Fragmented supply chains create confusion on garment labelling
The complex and fragmented supply chains of global brands sometimes rely on just a literal paper documented trail although each step in the chain is happening in a different country or factory which is helping to evade responsibility and mislabel garments. The Textile Fiber Rule requires that certain textiles sold in the US carry labels that specify the generic names and percentages by weight of the constituent fibres in the product, the manufacturer or marketer name, as well as the country of manufacture.
US retailer Target severed ties with textile manufacturer Welspun India in 2016 after realizing that over 750,000 bedlinens such as sheets and pillowcases were fake and mislabelled as Egyptian cotton and they were not the pure long- and extra-long-staple Egyptian cotton after all.
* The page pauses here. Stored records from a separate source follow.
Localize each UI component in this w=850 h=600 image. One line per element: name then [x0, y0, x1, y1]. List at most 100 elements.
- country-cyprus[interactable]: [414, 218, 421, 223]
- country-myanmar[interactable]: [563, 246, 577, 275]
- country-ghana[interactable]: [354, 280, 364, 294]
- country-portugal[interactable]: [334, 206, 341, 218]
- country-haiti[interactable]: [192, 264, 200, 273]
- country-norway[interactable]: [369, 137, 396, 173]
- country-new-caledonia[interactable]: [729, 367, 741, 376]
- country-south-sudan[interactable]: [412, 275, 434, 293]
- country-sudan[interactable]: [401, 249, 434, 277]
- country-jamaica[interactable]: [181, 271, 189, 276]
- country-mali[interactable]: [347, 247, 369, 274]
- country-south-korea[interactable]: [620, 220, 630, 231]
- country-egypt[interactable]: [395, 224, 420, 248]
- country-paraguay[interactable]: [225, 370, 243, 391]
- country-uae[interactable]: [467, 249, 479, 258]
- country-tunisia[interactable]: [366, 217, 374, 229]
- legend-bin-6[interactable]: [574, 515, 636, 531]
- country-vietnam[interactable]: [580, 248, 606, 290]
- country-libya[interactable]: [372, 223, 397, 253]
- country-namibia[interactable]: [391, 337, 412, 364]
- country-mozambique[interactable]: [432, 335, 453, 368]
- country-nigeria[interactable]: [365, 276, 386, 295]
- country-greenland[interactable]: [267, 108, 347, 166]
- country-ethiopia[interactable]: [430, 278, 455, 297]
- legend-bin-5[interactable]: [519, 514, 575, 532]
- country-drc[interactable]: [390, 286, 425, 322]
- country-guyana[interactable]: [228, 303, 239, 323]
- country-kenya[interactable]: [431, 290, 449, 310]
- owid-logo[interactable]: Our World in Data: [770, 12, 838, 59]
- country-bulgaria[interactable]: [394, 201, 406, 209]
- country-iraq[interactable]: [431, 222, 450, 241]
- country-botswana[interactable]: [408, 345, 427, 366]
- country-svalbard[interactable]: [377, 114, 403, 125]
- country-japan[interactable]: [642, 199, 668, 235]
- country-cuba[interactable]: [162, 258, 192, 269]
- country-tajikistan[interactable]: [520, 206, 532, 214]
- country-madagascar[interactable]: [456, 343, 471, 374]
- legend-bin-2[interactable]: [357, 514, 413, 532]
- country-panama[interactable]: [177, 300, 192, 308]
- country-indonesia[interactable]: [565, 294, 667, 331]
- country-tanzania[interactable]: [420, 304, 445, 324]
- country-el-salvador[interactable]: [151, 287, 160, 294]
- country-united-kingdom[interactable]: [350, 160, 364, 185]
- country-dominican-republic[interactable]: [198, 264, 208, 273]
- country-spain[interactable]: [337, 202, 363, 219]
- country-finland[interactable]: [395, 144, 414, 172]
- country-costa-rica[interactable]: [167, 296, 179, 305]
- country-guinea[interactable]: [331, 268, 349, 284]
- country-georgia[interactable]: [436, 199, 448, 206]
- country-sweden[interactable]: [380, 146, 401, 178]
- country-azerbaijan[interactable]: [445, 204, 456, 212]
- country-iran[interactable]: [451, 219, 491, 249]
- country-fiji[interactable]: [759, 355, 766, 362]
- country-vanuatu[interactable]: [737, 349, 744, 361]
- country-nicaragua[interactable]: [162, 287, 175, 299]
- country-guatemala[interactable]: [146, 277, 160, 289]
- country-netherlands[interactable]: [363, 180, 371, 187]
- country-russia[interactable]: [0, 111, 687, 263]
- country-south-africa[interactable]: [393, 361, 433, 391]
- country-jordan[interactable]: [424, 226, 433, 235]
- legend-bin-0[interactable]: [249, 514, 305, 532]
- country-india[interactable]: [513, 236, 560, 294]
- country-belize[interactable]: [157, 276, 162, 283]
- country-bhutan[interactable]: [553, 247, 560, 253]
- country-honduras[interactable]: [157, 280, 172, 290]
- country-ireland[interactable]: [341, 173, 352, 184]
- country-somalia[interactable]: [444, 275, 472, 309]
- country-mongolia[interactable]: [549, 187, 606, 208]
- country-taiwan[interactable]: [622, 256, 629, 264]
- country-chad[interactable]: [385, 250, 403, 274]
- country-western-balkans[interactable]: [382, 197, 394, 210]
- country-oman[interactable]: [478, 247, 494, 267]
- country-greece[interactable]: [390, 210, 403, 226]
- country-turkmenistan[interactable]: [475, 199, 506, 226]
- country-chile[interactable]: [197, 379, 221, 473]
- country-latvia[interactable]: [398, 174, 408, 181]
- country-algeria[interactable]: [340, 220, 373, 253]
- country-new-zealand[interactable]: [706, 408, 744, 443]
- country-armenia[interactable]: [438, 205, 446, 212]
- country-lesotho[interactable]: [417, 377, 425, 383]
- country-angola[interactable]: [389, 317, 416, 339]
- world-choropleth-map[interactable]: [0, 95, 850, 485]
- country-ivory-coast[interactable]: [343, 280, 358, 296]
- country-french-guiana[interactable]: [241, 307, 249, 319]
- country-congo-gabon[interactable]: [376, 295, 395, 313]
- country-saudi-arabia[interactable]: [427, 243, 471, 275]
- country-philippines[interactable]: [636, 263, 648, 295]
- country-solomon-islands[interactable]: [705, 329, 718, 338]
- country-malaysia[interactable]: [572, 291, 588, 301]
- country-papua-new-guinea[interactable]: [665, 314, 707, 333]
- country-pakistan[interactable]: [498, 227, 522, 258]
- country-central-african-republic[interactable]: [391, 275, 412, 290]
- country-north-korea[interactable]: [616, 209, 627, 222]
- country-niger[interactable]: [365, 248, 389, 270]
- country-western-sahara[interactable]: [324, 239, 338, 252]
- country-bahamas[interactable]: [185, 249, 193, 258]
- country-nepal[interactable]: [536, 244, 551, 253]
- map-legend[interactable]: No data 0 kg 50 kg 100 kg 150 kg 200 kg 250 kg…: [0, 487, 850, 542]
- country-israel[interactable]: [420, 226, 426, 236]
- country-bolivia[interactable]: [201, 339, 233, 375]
Further on, the Cotton Egypt Association estimated that 90 per cent of global supplies of Egyptian cotton in 2016 were actually fake. Not just Egyptian cotton, recently in 2020, the Global Organic Textile Standard (GOTS) opined around 20,000 tonnes of Indian cotton had been incorrectly certified as premium organic cotton which translated to a sixth of the country's total production. A famous silk brand from Vietnam also owned up that over half of its silk was inferior silk from China. Animal rights activists supported several British retailers in 2018 who withdraw their faux fur winter garments which were found to be from actual dead and skinned animals. Even synthetic fabrics such as polyester fabrics are mislabelled as over 60 per cent of those claiming to be from recycled plastic bottles with lower carbon footprint were made from virgin plastic.
High-tech tracing technology to verify authenticity
There is always a gap between how much fibre is naturally produced globally and how much brands and retailers actually use in their finished products. The brands sometimes themselves don't know exactly where the fabric in their products comes from as only a third of the top 100 apparel companies track their supply chains.
As Crispin Argento, MD, The Sourcery point out there are indicators, from self-reporting of various fabric mills, spinners, farmers, brands, that the vast majority of cotton that is presented to consumers as organic is not, in fact, organic cotton. The Sourcery is an Amsterdam-based company for helping brands source organic cotton direct from growers- in a news report.
The way forward is for brands and retailers to focus on using tracing technology to verify the authenticity of their products and the first step would be to map out the whole supply chain. Companies must build large provenance databases to ensure each product's fingerprint is truly unique. Manufacturers may go have to go out and get soil samples from all the different major cotton farms in the world to build up these tracing systems. While forensic tracing methods like isotope analysis tend to work well with natural materials like cotton, silk and wool, they cannot trace synthetic materials which are mostly oil-based.
With a typical supply chain in the textile industry being very complex, with seperate facilities in different countries that complete each step in the process, fabric mislabelling and fraud is not an easy segment to tackle. However, the hundreds of hands that an item passes through before it comes into the consumer's hands are now being authenticated and the passing the buck on days may just be numbered.